Argentina leads world in LGBT rights

Friday 11 May 2012

Argentina has been hailed the world leader in transgender rights after its citizens were given the right to change their legal and physical gender identity without humiliating testing.

The gender identity law won congressional approval with a 55-0 Senate vote on Wednesday night.

It allows citizens to undergo gender realignment surgery without having to pass judicial, psychiatric and medical tests beforehand.

The Argentinian government legalised gay marriage two years ago.

Activists and academics who have tracked gender identity laws and customs worldwide said that no other country has gone so far to embrace gender self-determination.

In the United States and Europe, transgender people must submit to physical and mental health exams and get past a series of other hurdles before getting sex-change treatments.

Argentina's law also is the first to give citizens the right to change their legal gender without first changing their bodies, said co-director of New York's Global Action for Trans Equality Justus Eisfeld .

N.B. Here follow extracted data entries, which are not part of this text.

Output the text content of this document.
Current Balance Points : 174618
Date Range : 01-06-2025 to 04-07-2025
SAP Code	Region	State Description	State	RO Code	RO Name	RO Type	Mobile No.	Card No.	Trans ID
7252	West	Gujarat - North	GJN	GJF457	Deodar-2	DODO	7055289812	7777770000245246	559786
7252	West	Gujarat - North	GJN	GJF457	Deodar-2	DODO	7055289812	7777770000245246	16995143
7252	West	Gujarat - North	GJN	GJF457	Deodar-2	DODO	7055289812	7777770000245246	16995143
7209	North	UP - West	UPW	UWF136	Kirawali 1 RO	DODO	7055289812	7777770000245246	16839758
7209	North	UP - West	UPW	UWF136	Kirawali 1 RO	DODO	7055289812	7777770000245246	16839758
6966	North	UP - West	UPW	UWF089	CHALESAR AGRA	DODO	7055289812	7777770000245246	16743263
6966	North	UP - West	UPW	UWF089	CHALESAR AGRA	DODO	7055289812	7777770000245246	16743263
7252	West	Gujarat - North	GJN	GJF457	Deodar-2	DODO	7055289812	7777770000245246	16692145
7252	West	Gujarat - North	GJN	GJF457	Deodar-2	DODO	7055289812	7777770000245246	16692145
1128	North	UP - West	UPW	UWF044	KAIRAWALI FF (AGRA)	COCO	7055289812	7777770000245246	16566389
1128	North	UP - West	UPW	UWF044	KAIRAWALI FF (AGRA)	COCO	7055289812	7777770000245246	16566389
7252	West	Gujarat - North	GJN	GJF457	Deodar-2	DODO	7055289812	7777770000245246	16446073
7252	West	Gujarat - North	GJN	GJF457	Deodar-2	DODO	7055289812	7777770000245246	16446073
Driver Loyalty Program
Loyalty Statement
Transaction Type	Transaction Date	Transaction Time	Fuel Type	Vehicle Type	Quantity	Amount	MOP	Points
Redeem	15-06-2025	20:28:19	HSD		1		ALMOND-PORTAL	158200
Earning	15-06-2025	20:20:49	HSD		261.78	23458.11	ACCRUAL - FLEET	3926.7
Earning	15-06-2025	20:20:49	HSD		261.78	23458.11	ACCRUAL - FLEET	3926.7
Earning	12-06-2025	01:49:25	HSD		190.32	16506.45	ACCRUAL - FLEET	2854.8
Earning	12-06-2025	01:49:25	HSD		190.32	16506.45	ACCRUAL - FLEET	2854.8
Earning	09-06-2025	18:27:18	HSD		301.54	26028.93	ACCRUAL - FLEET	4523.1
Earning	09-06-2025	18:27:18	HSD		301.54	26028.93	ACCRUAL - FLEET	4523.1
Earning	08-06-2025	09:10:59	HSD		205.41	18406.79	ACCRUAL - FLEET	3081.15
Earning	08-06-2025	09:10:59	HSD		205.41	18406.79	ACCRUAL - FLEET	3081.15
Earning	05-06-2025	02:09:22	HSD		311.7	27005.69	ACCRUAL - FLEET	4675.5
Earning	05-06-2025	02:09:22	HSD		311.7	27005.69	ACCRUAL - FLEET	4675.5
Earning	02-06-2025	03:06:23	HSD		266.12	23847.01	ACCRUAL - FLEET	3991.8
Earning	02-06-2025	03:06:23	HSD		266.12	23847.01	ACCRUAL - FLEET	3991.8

"The fact that there are no medical requirements at all - no surgery, no hormone treatment and no diagnosis - is a real game changer and completely unique in the world," said Mr Eisfeld, who researched the laws of 47 countries for the Council of Europe's human rights commission.

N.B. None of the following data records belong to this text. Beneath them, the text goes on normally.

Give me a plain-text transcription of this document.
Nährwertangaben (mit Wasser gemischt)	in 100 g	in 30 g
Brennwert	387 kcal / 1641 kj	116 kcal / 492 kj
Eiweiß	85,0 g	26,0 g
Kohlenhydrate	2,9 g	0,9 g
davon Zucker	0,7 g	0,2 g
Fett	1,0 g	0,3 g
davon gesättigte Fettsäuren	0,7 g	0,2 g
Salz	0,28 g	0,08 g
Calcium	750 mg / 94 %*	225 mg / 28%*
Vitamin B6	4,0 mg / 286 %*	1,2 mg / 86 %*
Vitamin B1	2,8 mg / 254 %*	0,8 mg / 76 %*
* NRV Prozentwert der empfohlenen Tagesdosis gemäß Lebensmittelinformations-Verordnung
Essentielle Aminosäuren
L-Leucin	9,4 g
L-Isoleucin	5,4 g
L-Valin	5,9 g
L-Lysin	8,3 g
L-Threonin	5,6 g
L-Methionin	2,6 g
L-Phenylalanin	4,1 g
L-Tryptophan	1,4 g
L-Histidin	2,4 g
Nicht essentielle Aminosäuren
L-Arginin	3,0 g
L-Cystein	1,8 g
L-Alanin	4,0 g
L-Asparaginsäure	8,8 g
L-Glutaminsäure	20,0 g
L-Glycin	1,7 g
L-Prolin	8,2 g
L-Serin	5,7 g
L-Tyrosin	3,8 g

Marcela Romero, who was born a man but got a sex-change operation 25 years ago, spent 10 years arguing in Argentina's courts before a judge ordered the civil registry to give her a new identity card listing her gender as female.

"It's something humiliating - many of us have had to endure psychiatric and physical tests," she said. "With this law we'll no longer have to go through this."

Most Argentinians identify as Catholic, and the church opposes the law.

Director of the church-sponsored Centre for Bioethics, Personhood and Family Nicolas Lafferriere said: "Argentinian MPs are introducing profound changes in society that don't respond to any social demand and without taking into account the real consequences.

"We have found ourselves faced with the most permissive law in the world in this area."